Beatriz esteve em meado de novembro em minha casa. Como já nos conhecemos desde 1964, tentei dar-lhe conforto ao meu jeito. Meu pai, quando era vivo, gostava muito de Bartolomeu, mas a minha mãe, meus irmãos e, aqui em casa todos adoram mesmo, sem dúvida, é o seu filho Vinicius.
– Enquanto houver chances, não vou parar de pedir a Deus por eles, disse-me!
– Eu sei... Continue orando, rezando, implorando, incentivei-a, meio que desconversando...
– Você deixou de ser ateu?, indagou-me.
– Nunca fui ateu e jamais deixei de sê-lo.
– Você e seus labirintos..., protestou.
– Gosto do avesso de Nietzsche, justifiquei-me.
Bem, por causa dessa enorme dor de Beatriz – com os filhos à beira do fim –, eu quis mudar de assunto, mas ela insistiu em saber mais sobre a minha opinião nessa seara da religião, da fé, da metafísica. Em poucos minutos, acredito que pude lhe trazer um bálsamo, digamos, mais descolado.
Eu disse a ela que as pesquisas da ONU demonstram uma proporção direta entre os ateus e os países mais desenvolvidos (onde o analfabetismo e a corrupção são quase zero). Na Suécia, Dinamarca, Finlândia e Noruega, por exemplo, a taxa de ateísmo oscila entre 70% e 90% da população.
Em países como a Alemanha, Japão, França, República Tcheca, Áustria, Suíça, Canadá e Holanda, o índice de ateus também é alto (acima de 60%). O oposto ocorre nas Filipinas, Brasil, México, Portugal, África e os demais países latinos, onde os crédulos representam 85% da população (ou mais).
– Então a fé e a religião são atributos de pessoas que vivem em nações subdesenvolvidas?!?!, questionou-me.
– Não, necessariamente. A fé é uma necessidade...! Até porque a Itália e a Espanha são bem desenvolvidas e, ao mesmo tempo, as nações com menor índice de ateus do planeta. Por sua vez, a corrupção é originariamente italiana e espanhola, respondi, com a força necessária que a resposta exigia.
– Isso é bíblico, não é?
– No livro de Lucas, se não me engano, Jesus Cristo disse que veio ao mundo para os cegos e oprimidos.
– E ninguém está tão oprimida quanto eu, concluiu Beatriz, às lágrimas, e orando muito, com sua crença inabalável.
– “A fé desentope as artérias; a descrença é que dá câncer”, comentei, citando Vinícius de Moraes, tentando assim reconfortá-la com o verso do poeta xará do seu filho!
Beatriz foi-se embora, mas anteontem me ligou quase agonizante. Disse-me que Bartolomeu e Vinícius precisam, coincidentemente, de um transplante raro de pâncreas nas próximas horas para sobreviverem, e que só há um doador em potencial (o cara está hospitalizado no Sírio Libanês, em São Paulo).
E o que é mais dramático: se o paciente paulista falecer, o transplante terá que ser feito primeiro em Vinícius, na capital baiana, porque ele tem melhores condições de recepcioná-lo no Hospital Aliança. Se houver rejeição, porém, o transplante será em Bartolomeu – no hospital público de Curitiba.
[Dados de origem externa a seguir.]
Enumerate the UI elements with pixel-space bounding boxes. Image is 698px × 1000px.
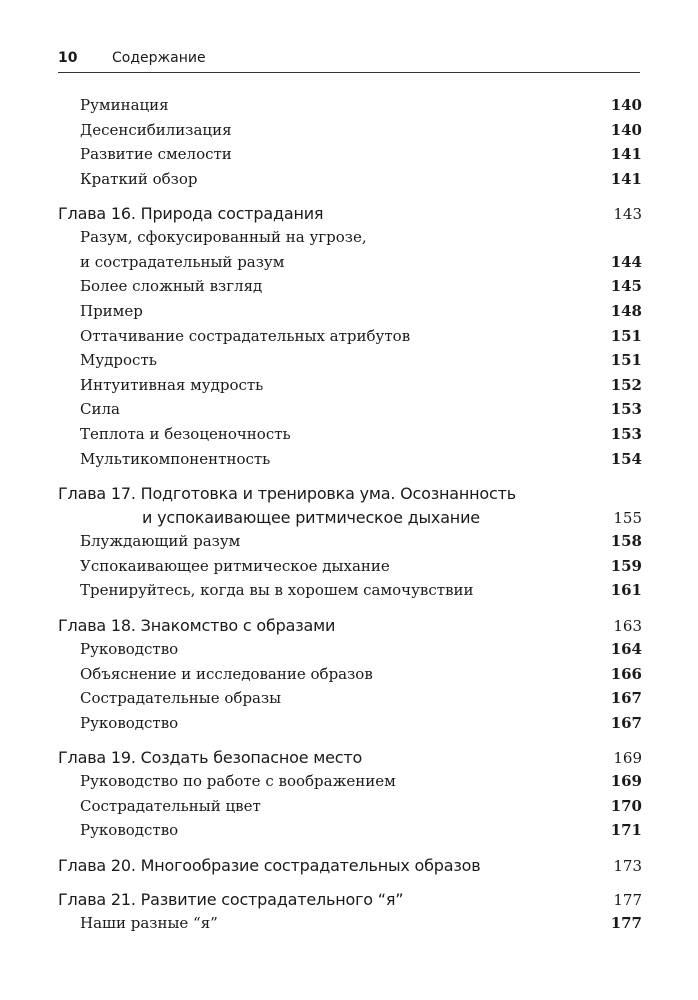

De fato, a situação de Beatriz é triste, até porque morrerão seus dois filhos, caso a medicina paulista salve o paciente no Sírio Libanês. Mas, ora bolas, nada é tanto assim... Eu valorizo demais as minhas lágrimas para derramá-las por futebol ou fenômenos que não sejam dramas estéticos e/ou tragédias familiares.
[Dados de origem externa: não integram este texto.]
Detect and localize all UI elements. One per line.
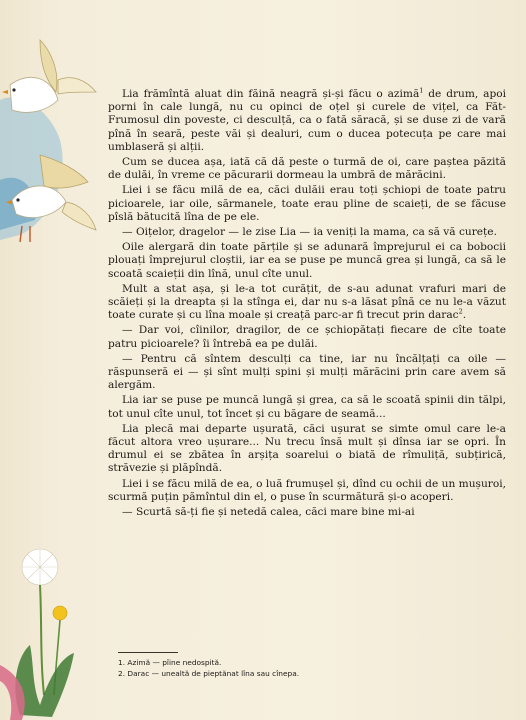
- footnote-1: 1. Azimă — pîine nedospită.: [118, 658, 222, 667]
- paragraph-5: Oile alergară din toate părțile și se adunară împrejurul ei ca bobocii plouați împrejurul cloștii, iar ea se puse pe muncă grea și lungă, ca să le scoată scaieții din lînă, unul cîte unul.: [108, 241, 506, 280]
- doves-illustration: [0, 30, 112, 260]
- footnote-ref-2: 2: [458, 307, 463, 316]
- paragraph-11: Liei i se făcu milă de ea, o luă frumușel și, dînd cu ochii de un mușuroi, scurmă puțin pămîntul din el, o puse în scurmătură și-o acoperi.: [108, 477, 506, 503]
- story-text: [108, 88, 506, 521]
- dandelion-illustration: [0, 545, 100, 720]
- paragraph-8: — Pentru că sîntem desculți ca tine, iar nu încălțați ca oile — răspunseră ei — și sînt mulți spini și mulți mărăcini prin care avem să alergăm.: [108, 352, 506, 392]
- paragraph-7: — Dar voi, cîinilor, dragilor, de ce șchiopătați fiecare de cîte toate patru picioarele? îi întrebă ea pe dulăi.: [108, 324, 506, 350]
- footnotes: [118, 652, 498, 679]
- footnote-ref-1: 1: [419, 86, 424, 95]
- paragraph-4: — Oițelor, dragelor — le zise Lia — ia veniți la mama, ca să vă curețe.: [122, 226, 497, 239]
- dove-upper: [2, 40, 96, 112]
- paragraph-12: — Scurtă să-ți fie și netedă calea, căci mare bine mi-ai: [122, 506, 415, 519]
- dandelion-seedhead: [22, 549, 58, 585]
- paragraph-2: Cum se ducea așa, iată că dă peste o turmă de oi, care paștea păzită de dulăi, în vreme ce păcurarii dormeau la umbră de mărăcini.: [108, 156, 506, 182]
- footnote-rule: [118, 652, 178, 653]
- paragraph-3: Liei i se făcu milă de ea, căci dulăii erau toți șchiopi de toate patru picioarele, iar oile, sărmanele, toate erau pline de scaieți, de se făcuse pîslă bătucită lîna de pe ele.: [108, 184, 506, 223]
- paragraph-6: Mult a stat așa, și le-a tot curățit, de s-au adunat vrafuri mari de scăieți și la dreapta și la stînga ei, dar nu s-a lăsat pînă ce nu le-a văzut toate curate și cu lîna moale și creață parc-ar fi trecut prin darac$^2$.: [108, 282, 506, 322]
- paragraph-9: Lia iar se puse pe muncă lungă și grea, ca să le scoată spinii din tălpi, tot unul cîte unul, tot încet și cu băgare de seamă...: [108, 394, 506, 420]
- paragraph-1: Lia frămîntă aluat din făină neagră și-și făcu o azimă$^1$ de drum, apoi porni în cale lungă, nu cu opinci de oțel și curele de vițel, ca Făt-Frumosul din poveste, ci desculță, ca o fată săracă, și se duse zi de vară pînă în seară, peste văi și dealuri, cum o ducea potecuța pe care mai umblaseră și alții.: [108, 86, 506, 153]
- dandelion-stem: [40, 585, 44, 695]
- paragraph-10: Lia plecă mai departe ușurată, căci ușurat se simte omul care le-a făcut altora vreo ușurare... Nu trecu însă mult și dînsa iar se opri. În drumul ei se zbătea în arșița soarelui o biată de rîmuliță, subțirică, străvezie și plăpîndă.: [108, 422, 506, 475]
- footnote-2: 2. Darac — unealtă de pieptănat lîna sau cînepa.: [118, 669, 300, 678]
Por isso, pedi a ela que abrisse o site do “Correio” e lesse a reportagem sobre uma catástrofe infinitamente pior do que a sua. Sem dúvida, a notícia de que dois irmãos jovens perderam a vida naquela sexta-feira (05/12/2014) num acidente próximo a Milagres é a verdadeira tragédia. Isso, sim, abala, dói, corrói-nos...
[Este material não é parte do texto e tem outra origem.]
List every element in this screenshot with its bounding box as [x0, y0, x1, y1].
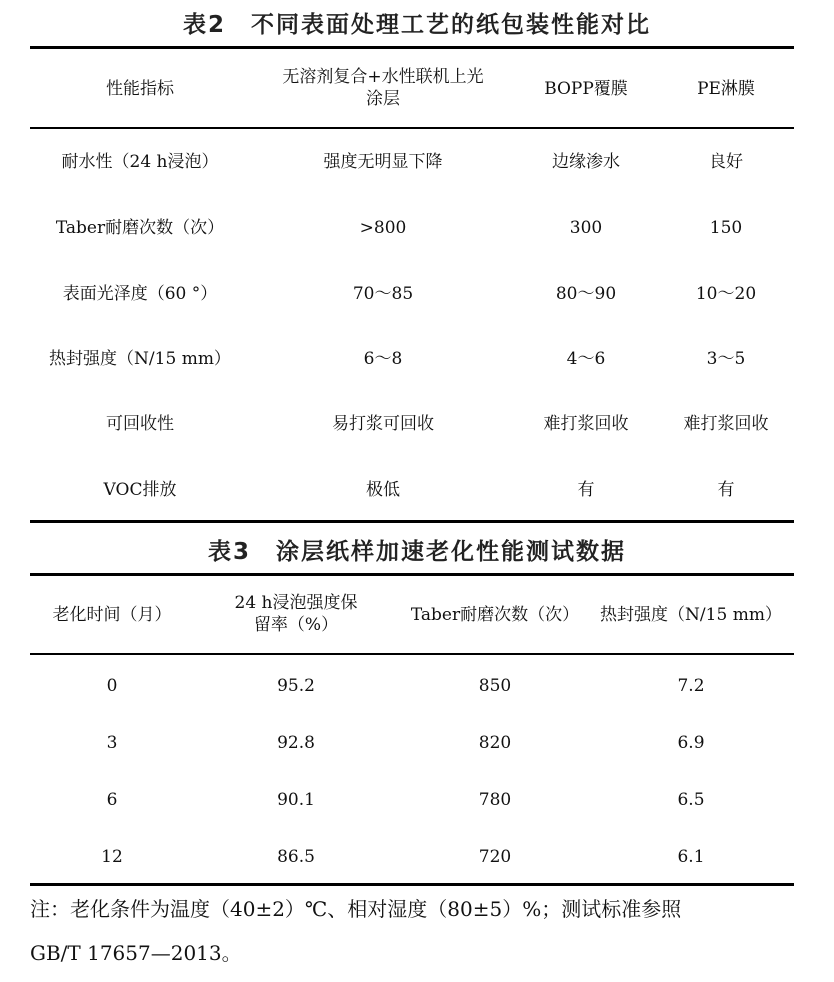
table2-cell: 300	[569, 218, 603, 238]
table2-header-coating	[282, 66, 483, 110]
table2-header-rule	[30, 127, 794, 129]
table3-cell: 6	[106, 790, 118, 810]
table3-title: 表3 涂层纸样加速老化性能测试数据	[207, 539, 626, 565]
table2-cell: 强度无明显下降	[323, 152, 443, 172]
table2-top-rule	[30, 46, 794, 49]
table3-cell: 6.5	[677, 790, 705, 810]
table2-cell: 难打浆回收	[543, 414, 629, 434]
table3-top-rule	[30, 573, 794, 576]
table2-cell: 易打浆可回收	[332, 414, 434, 434]
table2-header-coating-line1: 无溶剂复合+水性联机上光	[282, 67, 484, 87]
table3-header-retention	[235, 592, 358, 636]
table-footnote-line2: GB/T 17657—2013。	[30, 941, 242, 965]
table2-cell: 150	[709, 218, 743, 238]
table2-header-coating-line2: 涂层	[366, 89, 400, 109]
table3-cell: 90.1	[277, 790, 315, 810]
table3-cell: 6.1	[677, 847, 705, 867]
table3-cell: 720	[478, 847, 512, 867]
table2-cell: 边缘渗水	[552, 152, 620, 172]
table3-header-taber: Taber耐磨次数（次）	[410, 605, 580, 625]
table2-cell: 6～8	[363, 349, 403, 369]
table2-cell: 3～5	[706, 349, 746, 369]
table2-cell: 4～6	[566, 349, 606, 369]
table3-cell: 6.9	[677, 733, 705, 753]
table2-cell: >800	[359, 218, 407, 238]
table3-cell: 0	[106, 676, 118, 696]
table2-cell: VOC排放	[103, 480, 177, 500]
table2-cell: 良好	[709, 152, 743, 172]
table3-cell: 780	[478, 790, 512, 810]
table3-cell: 3	[106, 733, 118, 753]
table3-cell: 850	[478, 676, 512, 696]
table2-bottom-rule	[30, 520, 794, 523]
table-footnote-line1: 注：老化条件为温度（40±2）℃、相对湿度（80±5）%；测试标准参照	[30, 897, 682, 921]
table2-cell: 70～85	[352, 284, 414, 304]
table2-cell: 10～20	[695, 284, 757, 304]
table3-cell: 12	[101, 847, 123, 867]
table3-header-retention-line1: 24 h浸泡强度保	[234, 593, 358, 613]
table3-header-rule	[30, 653, 794, 655]
table2-cell: 80～90	[555, 284, 617, 304]
table2-cell: 有	[577, 480, 595, 500]
table3-bottom-rule	[30, 883, 794, 886]
table2-header-metric: 性能指标	[106, 79, 174, 99]
table3-cell: 7.2	[677, 676, 705, 696]
table3-cell: 92.8	[277, 733, 315, 753]
table2-cell: 可回收性	[106, 414, 174, 434]
table3-cell: 820	[478, 733, 512, 753]
table3-header-retention-line2: 留率（%）	[253, 615, 339, 635]
table2-cell: 难打浆回收	[683, 414, 769, 434]
table2-cell: 有	[717, 480, 735, 500]
table2-cell: Taber耐磨次数（次）	[55, 218, 225, 238]
table3-header-heatseal: 热封强度（N/15 mm）	[600, 605, 782, 625]
table2-cell: 表面光泽度（60 °）	[62, 284, 218, 304]
table2-title: 表2 不同表面处理工艺的纸包装性能对比	[182, 12, 651, 38]
table2-header-pe: PE淋膜	[697, 79, 755, 99]
table2-cell: 极低	[366, 480, 400, 500]
table2-cell: 耐水性（24 h浸泡）	[61, 152, 219, 172]
table3-cell: 86.5	[277, 847, 315, 867]
table3-header-time: 老化时间（月）	[52, 605, 172, 625]
table2-header-bopp: BOPP覆膜	[544, 79, 628, 99]
table3-cell: 95.2	[277, 676, 315, 696]
table2-cell: 热封强度（N/15 mm）	[49, 349, 231, 369]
Os povos dos países desenvolvidos substituíram a fé pela razão, mas, infelizmente, alguns deles concorrem com o submundo latino quando o tema é o futebol. A burguesia é a favela endinheirada. Muitos europeus de classe alta passeiam hoje de mãos dadas com Binha de São Caetano, em lágrimas vis...
Os estádios de futebol são a nova barca de Dante Alighieri, na tela de Delacroix (foto)! Por isso, antes de desligar o telefone, eu disse a ela algo mais ou menos assim, como se falasse a todos os torcedores de futebol: “Esqueça seus filhos, minha amiga, porque o verdadeiro drama é você própria, em forma de canção-quase-ópera, Beatriz”.